Hacker News new | ask | show | jobs
by barakm 1669 days ago
Another “stupid senior” here and I say go for 75-80%. It’s almost exactly a classic Pareto situation in my book.

Parent post is right that lower coverage degrades rapidly... the difference between 65% and 75% is huge. But the ancestor post is right that there’s large diminishing returns too.

I’ll qualify this with recommending leaning hard into lints and type checkers and the like. Eliminating whole classes of errors gives the edge; rather than writing test cases in, say, Python to ensure that a string-mangling function raises the “correct” exception if passed an int… just enforce mypy checking instead. And then get your type coverage up to 75-80 percent. Fuzzers too. Get more overall coverage by letting the computer do the work.

1 comments

I'm a stupid principal and I go for 100%... when I can.

When I can't, I ponder.

I see how my design can be aided by coverage and ask "Hey, I don't have coverage for this, why did I write it?"

It's a worthwhile question. I wrote code, but it is hard to exercise easily... why did I write it?

Don't get me wrong, there is a bunch of stupid shit to contend with (I'm looking at you MessageDigest AlgorithmNotFound)

Of course I prefer 100% coverage with well written unit tests. But I’d also prefer to ship software and create value. There is a point of diminishing return in trying to exercise all code paths. Guessing at some hard rule (70%, no 80%!) seems futile as it varies depending on your own work. Experience tends to guide us to critical paths that should be tested at 100% and code generated RPC stubs that we may skip as an example. This is a trade off we make like so many in this field.

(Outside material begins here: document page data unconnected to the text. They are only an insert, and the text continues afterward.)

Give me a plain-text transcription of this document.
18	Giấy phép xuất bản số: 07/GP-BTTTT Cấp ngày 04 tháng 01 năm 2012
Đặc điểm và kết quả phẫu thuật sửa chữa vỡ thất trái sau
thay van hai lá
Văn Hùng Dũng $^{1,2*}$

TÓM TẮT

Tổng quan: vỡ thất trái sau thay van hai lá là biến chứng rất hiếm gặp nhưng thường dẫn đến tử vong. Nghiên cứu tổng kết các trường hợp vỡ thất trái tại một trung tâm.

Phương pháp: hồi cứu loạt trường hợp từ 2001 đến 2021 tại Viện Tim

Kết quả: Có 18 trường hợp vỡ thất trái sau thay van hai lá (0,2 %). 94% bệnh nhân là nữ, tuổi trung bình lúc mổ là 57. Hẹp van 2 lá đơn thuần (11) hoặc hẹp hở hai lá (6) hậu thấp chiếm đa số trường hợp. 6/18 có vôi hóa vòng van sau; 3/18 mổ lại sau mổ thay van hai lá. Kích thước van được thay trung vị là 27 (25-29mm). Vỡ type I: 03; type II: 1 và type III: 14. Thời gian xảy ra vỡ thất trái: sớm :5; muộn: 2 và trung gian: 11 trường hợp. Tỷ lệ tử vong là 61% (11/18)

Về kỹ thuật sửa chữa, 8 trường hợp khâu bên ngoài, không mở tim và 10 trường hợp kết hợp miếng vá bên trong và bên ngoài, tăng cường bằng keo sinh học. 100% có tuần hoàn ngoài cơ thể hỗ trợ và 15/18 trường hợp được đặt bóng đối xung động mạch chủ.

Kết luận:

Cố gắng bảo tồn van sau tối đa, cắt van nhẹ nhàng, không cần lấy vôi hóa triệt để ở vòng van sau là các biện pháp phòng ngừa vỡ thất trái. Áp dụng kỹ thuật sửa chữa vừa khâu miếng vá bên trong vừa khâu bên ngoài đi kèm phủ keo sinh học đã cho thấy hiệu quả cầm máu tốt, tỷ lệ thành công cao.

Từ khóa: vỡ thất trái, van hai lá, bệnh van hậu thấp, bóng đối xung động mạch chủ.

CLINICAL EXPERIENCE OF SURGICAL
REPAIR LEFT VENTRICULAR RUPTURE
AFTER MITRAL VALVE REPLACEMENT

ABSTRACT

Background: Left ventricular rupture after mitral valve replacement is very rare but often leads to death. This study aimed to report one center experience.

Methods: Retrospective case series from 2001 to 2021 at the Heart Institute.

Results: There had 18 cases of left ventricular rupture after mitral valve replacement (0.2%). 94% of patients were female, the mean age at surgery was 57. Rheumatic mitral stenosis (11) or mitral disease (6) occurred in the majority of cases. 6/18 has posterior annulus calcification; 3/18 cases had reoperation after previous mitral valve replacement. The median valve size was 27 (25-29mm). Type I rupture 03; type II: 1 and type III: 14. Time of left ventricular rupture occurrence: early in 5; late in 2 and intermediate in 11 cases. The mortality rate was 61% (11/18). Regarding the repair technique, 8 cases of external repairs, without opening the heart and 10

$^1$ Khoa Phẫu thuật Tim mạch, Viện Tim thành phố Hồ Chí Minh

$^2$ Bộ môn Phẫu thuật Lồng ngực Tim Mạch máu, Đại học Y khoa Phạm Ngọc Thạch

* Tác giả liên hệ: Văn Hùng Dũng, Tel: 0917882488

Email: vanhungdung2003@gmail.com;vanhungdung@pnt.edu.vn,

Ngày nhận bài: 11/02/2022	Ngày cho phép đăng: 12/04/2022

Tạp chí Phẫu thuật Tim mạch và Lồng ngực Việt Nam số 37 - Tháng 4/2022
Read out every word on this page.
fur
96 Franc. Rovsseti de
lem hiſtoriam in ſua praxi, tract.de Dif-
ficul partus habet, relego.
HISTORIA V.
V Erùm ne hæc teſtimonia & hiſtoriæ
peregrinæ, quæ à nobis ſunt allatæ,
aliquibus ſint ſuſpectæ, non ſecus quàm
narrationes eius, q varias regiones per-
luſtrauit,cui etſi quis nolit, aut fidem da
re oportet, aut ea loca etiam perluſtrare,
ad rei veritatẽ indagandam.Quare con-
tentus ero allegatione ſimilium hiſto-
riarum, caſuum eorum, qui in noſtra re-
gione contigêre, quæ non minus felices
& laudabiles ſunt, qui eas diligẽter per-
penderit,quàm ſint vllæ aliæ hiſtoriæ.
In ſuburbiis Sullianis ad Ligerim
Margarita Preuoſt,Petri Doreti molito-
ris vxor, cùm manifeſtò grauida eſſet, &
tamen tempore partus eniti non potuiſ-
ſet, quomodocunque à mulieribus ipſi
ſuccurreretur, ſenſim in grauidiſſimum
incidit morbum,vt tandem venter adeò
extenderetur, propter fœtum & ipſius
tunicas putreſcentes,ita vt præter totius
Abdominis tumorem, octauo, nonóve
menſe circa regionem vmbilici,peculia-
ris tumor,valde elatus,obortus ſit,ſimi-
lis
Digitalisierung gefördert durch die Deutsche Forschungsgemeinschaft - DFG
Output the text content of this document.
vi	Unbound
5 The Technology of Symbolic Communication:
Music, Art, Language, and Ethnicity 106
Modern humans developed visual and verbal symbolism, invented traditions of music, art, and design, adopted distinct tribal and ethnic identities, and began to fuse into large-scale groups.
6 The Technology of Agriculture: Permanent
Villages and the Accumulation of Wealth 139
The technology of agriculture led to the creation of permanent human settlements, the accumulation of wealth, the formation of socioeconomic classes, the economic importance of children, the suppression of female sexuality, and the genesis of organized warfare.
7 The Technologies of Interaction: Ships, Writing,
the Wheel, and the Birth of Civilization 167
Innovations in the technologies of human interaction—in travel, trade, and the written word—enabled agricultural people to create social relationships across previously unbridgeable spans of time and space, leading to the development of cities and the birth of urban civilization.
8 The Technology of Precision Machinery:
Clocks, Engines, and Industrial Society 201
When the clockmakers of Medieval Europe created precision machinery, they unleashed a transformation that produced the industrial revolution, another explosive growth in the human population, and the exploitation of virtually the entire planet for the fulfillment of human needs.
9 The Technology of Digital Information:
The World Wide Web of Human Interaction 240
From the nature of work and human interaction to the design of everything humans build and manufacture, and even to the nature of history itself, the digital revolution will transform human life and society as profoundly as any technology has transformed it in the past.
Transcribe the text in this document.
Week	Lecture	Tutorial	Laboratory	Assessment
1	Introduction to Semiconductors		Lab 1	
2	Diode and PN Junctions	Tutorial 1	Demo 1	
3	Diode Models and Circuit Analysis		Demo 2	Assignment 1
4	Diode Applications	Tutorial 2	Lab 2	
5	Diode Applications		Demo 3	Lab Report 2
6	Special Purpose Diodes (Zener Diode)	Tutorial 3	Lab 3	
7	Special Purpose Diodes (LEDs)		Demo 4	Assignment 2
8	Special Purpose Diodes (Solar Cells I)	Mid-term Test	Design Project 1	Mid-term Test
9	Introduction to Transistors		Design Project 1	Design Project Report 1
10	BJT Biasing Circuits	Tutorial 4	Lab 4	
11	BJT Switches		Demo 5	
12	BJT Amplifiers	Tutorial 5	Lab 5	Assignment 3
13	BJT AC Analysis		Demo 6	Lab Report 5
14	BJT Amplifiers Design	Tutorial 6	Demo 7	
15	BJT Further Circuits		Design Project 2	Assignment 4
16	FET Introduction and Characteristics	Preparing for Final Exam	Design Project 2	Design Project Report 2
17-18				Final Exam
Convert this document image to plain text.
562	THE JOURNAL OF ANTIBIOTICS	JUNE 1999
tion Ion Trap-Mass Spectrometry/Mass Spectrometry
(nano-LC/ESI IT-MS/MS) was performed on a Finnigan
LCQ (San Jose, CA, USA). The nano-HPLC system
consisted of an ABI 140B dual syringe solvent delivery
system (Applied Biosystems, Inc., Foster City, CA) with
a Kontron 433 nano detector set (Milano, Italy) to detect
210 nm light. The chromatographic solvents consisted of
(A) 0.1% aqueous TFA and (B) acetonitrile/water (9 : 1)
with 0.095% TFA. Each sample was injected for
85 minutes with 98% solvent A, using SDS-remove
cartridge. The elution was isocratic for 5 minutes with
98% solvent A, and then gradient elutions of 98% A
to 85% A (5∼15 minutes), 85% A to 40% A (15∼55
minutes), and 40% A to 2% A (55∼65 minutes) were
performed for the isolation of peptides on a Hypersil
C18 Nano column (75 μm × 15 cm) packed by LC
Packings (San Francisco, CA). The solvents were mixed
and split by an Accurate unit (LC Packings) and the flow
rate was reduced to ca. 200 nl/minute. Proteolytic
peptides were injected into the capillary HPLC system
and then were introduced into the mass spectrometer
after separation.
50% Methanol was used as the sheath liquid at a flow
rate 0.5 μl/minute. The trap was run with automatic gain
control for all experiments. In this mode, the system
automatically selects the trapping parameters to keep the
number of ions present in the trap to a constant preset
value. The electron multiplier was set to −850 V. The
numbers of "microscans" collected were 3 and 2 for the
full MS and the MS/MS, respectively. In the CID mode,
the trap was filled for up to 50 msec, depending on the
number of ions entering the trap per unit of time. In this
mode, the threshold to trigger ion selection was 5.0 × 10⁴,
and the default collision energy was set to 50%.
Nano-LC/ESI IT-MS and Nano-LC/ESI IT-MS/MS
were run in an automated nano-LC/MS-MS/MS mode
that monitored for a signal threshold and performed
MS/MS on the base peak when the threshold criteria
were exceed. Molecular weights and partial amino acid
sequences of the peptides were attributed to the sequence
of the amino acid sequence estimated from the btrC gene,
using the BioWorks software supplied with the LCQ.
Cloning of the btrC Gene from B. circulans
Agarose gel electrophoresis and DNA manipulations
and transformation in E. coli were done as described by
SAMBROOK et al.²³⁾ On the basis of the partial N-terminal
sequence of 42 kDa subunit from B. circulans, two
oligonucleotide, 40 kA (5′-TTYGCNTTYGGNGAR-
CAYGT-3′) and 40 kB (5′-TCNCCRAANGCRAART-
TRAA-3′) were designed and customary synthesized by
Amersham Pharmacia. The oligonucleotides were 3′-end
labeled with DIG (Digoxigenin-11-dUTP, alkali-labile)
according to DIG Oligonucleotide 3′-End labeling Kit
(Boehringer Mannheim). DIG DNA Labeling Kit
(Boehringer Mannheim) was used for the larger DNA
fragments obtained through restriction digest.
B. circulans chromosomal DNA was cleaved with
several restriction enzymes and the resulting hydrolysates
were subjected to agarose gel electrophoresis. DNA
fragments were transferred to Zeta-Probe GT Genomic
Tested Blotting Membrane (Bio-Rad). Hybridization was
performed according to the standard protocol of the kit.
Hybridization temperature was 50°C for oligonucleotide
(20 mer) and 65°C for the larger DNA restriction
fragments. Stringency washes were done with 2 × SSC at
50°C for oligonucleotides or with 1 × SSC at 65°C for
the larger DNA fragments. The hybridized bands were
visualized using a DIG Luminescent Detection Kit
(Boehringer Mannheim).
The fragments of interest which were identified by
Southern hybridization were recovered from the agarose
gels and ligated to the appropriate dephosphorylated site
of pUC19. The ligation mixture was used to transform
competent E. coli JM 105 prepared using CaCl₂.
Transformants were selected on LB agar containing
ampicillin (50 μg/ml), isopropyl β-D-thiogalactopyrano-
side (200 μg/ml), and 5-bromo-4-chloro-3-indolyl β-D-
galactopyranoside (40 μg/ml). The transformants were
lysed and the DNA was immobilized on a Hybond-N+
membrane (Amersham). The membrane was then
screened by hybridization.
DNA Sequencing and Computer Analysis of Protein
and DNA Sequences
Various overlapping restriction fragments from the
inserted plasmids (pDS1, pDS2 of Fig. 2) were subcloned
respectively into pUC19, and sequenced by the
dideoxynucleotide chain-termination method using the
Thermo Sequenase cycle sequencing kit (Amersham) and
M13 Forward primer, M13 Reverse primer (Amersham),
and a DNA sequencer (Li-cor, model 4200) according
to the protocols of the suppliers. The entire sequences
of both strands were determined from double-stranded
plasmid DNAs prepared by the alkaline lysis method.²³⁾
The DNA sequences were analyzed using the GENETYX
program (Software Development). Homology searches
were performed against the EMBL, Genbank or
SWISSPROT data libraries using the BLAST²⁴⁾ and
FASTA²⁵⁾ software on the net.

Edit: we may be speaking pass each other. I agree that your code should be testable, and if it isn’t, it’s a code smell worth investigating. This is separate from the point of should every error thrown be exercised and every getter verified, etc.. With unlimited time and for some parts of the code sure, 100% though leaves 0 wiggle room here.

A challenge with targets is gaming metrics which isn't great

My gut is that we are in this dark age of the field where we are stuck between low hanging fruit and doing this exceptionally well. I'm not sure how we achieve balance, but I do ponder it.

For example, in the domain of building a small game, then coverage is not really needed as the quality is measured more by playing the game.

In the domain of infrastructure where I have toiled for over a deacde, I have come to expect amazing coverage since so many CoE/SEV/prod issues have "did we have a test for that?". I've worked with teams getting not just 100% but all sorts of E2E and other stuff to test software.

A key problem is that what is good in one domain is awful for another, and we can't speak in general metrics as a good rule. Is 70% good? Well, maybe... Maybe not...

As I reflect on simple games, I am working on a way to automatically build unit tests for a class of games I care about: board games. As I look into how to do AI for arbitrary games (I have a random player model for giggles at the moment), I find that I could use a bit of AI to build a minimal spanning set of cases which exercise all the code paths in different combinations.

This is possible because my language tightly couples state and compute ( http://www.adama-lang.org/ ), but I believe this provides an interesting clue out of this mess. As we look into AI to write code, why don't we start with using AI to find how to automate testing and then bring a human in the loop to be like "Yo, is this the right behavior?" and then go from there.